What you are proposing is that Australia enters the sales channels of waste storage, for the profit of a very limited few in the nuclear estate. An unrealistic proposal, as no other nation has been able to solve this back door nuclear waste issue that even the IAEA admits, there is no economically viable solution for.
Unlike all the other sales channels in this nuclear estate, waste storage in terms of cost is indefinite, and on that basis, the cost is then based on our sovereign wealth. In other words, an indefinite cost to our Australian taxpayer’s.
The key takeaway is;
there is no way that nuclear waste storage as a business is economically viable, as the nuclear war hawks propose, it will be a cost to Australia indefinitely.

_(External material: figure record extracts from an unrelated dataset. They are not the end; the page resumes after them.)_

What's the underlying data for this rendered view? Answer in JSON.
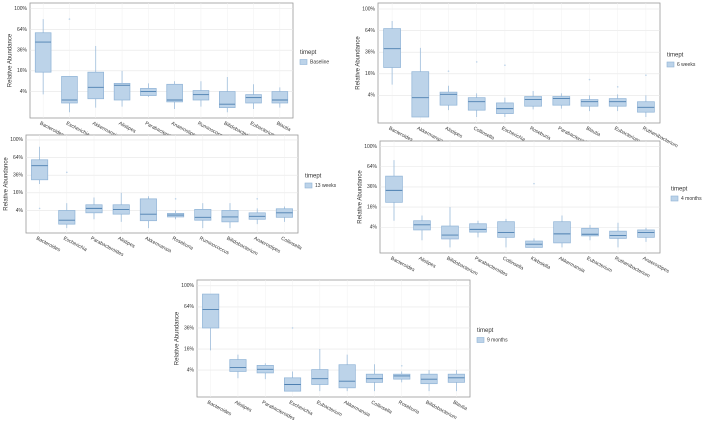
{
  "chart_data": [
    {
      "type": "box",
      "y_label": "Relative Abundance",
      "legend_title": "timept",
      "yscale": "sqrt",
      "grid": true,
      "categories": [
        "Bacteroides",
        "Escherichia",
        "Akkermansia",
        "Alistipes",
        "Parabacteroides",
        "Anaerostipes",
        "Ruminococcus",
        "Bifidobacterium",
        "Eubacterium",
        "Blautia"
      ],
      "series": [
        {
          "name": "Baseline",
          "color": "#bcd3e9",
          "min": [
            3,
            0,
            0.2,
            0.3,
            2.2,
            0.1,
            0.3,
            0,
            0.1,
            0.2
          ],
          "q1": [
            15,
            0.8,
            1.7,
            1.4,
            2.6,
            1,
            1.4,
            0.2,
            0.8,
            0.8
          ],
          "median": [
            46,
            1.4,
            5.8,
            6.8,
            4,
            1.4,
            2.9,
            0.6,
            2,
            1.4
          ],
          "q3": [
            59,
            12,
            15,
            7.8,
            5.3,
            7.3,
            4.4,
            4,
            2.9,
            4
          ],
          "max": [
            81,
            12,
            41,
            16,
            7.8,
            9,
            9,
            11.6,
            7.3,
            5.8
          ],
          "outliers": [
            [],
            [
              81
            ],
            [],
            [],
            [],
            [],
            [],
            [],
            [],
            []
          ]
        }
      ],
      "ylim": [
        0,
        100
      ],
      "yticks": [
        {
          "value": 4,
          "label": "4%"
        },
        {
          "value": 16,
          "label": "16%"
        },
        {
          "value": 36,
          "label": "36%"
        },
        {
          "value": 64,
          "label": "64%"
        },
        {
          "value": 100,
          "label": "100%"
        }
      ]
    },
    {
      "type": "box",
      "y_label": "Relative Abundance",
      "legend_title": "timept",
      "yscale": "sqrt",
      "grid": true,
      "categories": [
        "Bacteroides",
        "Akkermansia",
        "Alistipes",
        "Collinsella",
        "Escherichia",
        "Roseburia",
        "Parabacteroides",
        "Blautia",
        "Eubacterium",
        "Ruthenibacterium"
      ],
      "series": [
        {
          "name": "6 weeks",
          "color": "#bcd3e9",
          "min": [
            9,
            0,
            0.4,
            0,
            0,
            0.5,
            0.6,
            0.3,
            0.3,
            0
          ],
          "q1": [
            21,
            0,
            1.2,
            0.4,
            0.1,
            1,
            1.2,
            1,
            1,
            0.2
          ],
          "median": [
            40,
            3.2,
            4.4,
            2,
            0.6,
            2.6,
            2.9,
            2,
            2,
            0.8
          ],
          "q3": [
            67,
            17.6,
            5.3,
            3.2,
            1.7,
            3.6,
            3.6,
            2.6,
            2.9,
            2
          ],
          "max": [
            79,
            41,
            8.4,
            4.8,
            3.2,
            5.8,
            4.8,
            4,
            4.4,
            4
          ],
          "outliers": [
            [],
            [],
            [
              18
            ],
            [
              26
            ],
            [
              23
            ],
            [],
            [],
            [
              12
            ],
            [
              7.8
            ],
            [
              15
            ]
          ]
        }
      ],
      "ylim": [
        0,
        100
      ],
      "yticks": [
        {
          "value": 4,
          "label": "4%"
        },
        {
          "value": 16,
          "label": "16%"
        },
        {
          "value": 36,
          "label": "36%"
        },
        {
          "value": 64,
          "label": "64%"
        },
        {
          "value": 100,
          "label": "100%"
        }
      ]
    },
    {
      "type": "box",
      "y_label": "Relative Abundance",
      "legend_title": "timept",
      "yscale": "sqrt",
      "grid": true,
      "categories": [
        "Bacteroides",
        "Escherichia",
        "Parabacteroides",
        "Alistipes",
        "Akkermansia",
        "Roseburia",
        "Ruminococcus",
        "Bifidobacterium",
        "Anaerostipes",
        "Collinsella"
      ],
      "series": [
        {
          "name": "13 weeks",
          "color": "#bcd3e9",
          "min": [
            25,
            0,
            1,
            0.5,
            0,
            1,
            0,
            0,
            0.2,
            0.5
          ],
          "q1": [
            30,
            0.2,
            3,
            2.5,
            0.7,
            1.6,
            0.8,
            0.5,
            1,
            1.5
          ],
          "median": [
            50,
            0.8,
            5,
            4.5,
            2.5,
            2.2,
            1.5,
            1.6,
            1.8,
            3
          ],
          "q3": [
            60,
            4,
            7,
            7,
            11,
            2.8,
            4.5,
            4,
            3,
            4.8
          ],
          "max": [
            85,
            8,
            12,
            16,
            13,
            4,
            8,
            8,
            5,
            6
          ],
          "outliers": [
            [
              5
            ],
            [
              40
            ],
            [],
            [],
            [],
            [
              11
            ],
            [],
            [],
            [
              11
            ],
            []
          ]
        }
      ],
      "ylim": [
        0,
        100
      ],
      "yticks": [
        {
          "value": 4,
          "label": "4%"
        },
        {
          "value": 16,
          "label": "16%"
        },
        {
          "value": 36,
          "label": "36%"
        },
        {
          "value": 64,
          "label": "64%"
        },
        {
          "value": 100,
          "label": "100%"
        }
      ]
    },
    {
      "type": "box",
      "y_label": "Relative Abundance",
      "legend_title": "timept",
      "yscale": "sqrt",
      "grid": true,
      "categories": [
        "Bacteroides",
        "Alistipes",
        "Bifidobacterium",
        "Parabacteroides",
        "Collinsella",
        "Klebsiella",
        "Akkermansia",
        "Eubacterium",
        "Ruthenibacterium",
        "Anaerostipes"
      ],
      "series": [
        {
          "name": "4 months",
          "color": "#bcd3e9",
          "min": [
            7,
            0.5,
            0,
            1,
            0,
            0,
            0,
            0.5,
            0,
            0.3
          ],
          "q1": [
            20,
            3,
            0.7,
            2.3,
            1,
            0,
            0.2,
            1.3,
            0.8,
            1
          ],
          "median": [
            32,
            5,
            1.5,
            3.2,
            2.2,
            0.1,
            1.8,
            1.7,
            1.4,
            2.2
          ],
          "q3": [
            50,
            7,
            4.5,
            5.5,
            6.5,
            0.4,
            6.5,
            3.6,
            2.6,
            3
          ],
          "max": [
            75,
            10,
            16,
            7,
            8,
            0.8,
            10,
            5,
            6,
            3.8
          ],
          "outliers": [
            [],
            [],
            [],
            [],
            [],
            [
              40
            ],
            [],
            [],
            [],
            []
          ]
        }
      ],
      "ylim": [
        0,
        100
      ],
      "yticks": [
        {
          "value": 4,
          "label": "4%"
        },
        {
          "value": 16,
          "label": "16%"
        },
        {
          "value": 36,
          "label": "36%"
        },
        {
          "value": 64,
          "label": "64%"
        },
        {
          "value": 100,
          "label": "100%"
        }
      ]
    },
    {
      "type": "box",
      "y_label": "Relative Abundance",
      "legend_title": "timept",
      "yscale": "sqrt",
      "grid": true,
      "categories": [
        "Bacteroides",
        "Alistipes",
        "Parabacteroides",
        "Escherichia",
        "Eubacterium",
        "Akkermansia",
        "Collinsella",
        "Roseburia",
        "Bifidobacterium",
        "Blautia"
      ],
      "series": [
        {
          "name": "9 months",
          "color": "#bcd3e9",
          "min": [
            15,
            1.5,
            1.3,
            0,
            0,
            0,
            0,
            0.7,
            0,
            0
          ],
          "q1": [
            36,
            3.5,
            3,
            0,
            0.4,
            0.1,
            0.7,
            1.3,
            0.5,
            0.7
          ],
          "median": [
            60,
            5,
            4.3,
            0.4,
            1.4,
            0.9,
            1.4,
            2.1,
            1.3,
            1.6
          ],
          "q3": [
            85,
            9,
            6,
            1.6,
            4.2,
            6.3,
            2.6,
            2.6,
            2.6,
            2.6
          ],
          "max": [
            85,
            12,
            7,
            3.5,
            16,
            12,
            6.5,
            3.5,
            4,
            4
          ],
          "outliers": [
            [],
            [],
            [],
            [
              36
            ],
            [],
            [],
            [],
            [
              5.8
            ],
            [],
            []
          ]
        }
      ],
      "ylim": [
        0,
        100
      ],
      "yticks": [
        {
          "value": 4,
          "label": "4%"
        },
        {
          "value": 16,
          "label": "16%"
        },
        {
          "value": 36,
          "label": "36%"
        },
        {
          "value": 64,
          "label": "64%"
        },
        {
          "value": 100,
          "label": "100%"
        }
      ]
    }
  ]
}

However, introducing nuclear waste storage as a sales channel for the nuclear estate changes our Federal Legislation of nuclear non-proliferation and that is the ‘Trojan Horse’ being wheeled out yet again. In yet another amoral attempt at introducing;
• nuclear energy,
• waste, and
• weapons,
despite developed nuclear nations phasing out nuclear fuel as obsolete, because the energy system is unviable economically and environmentally.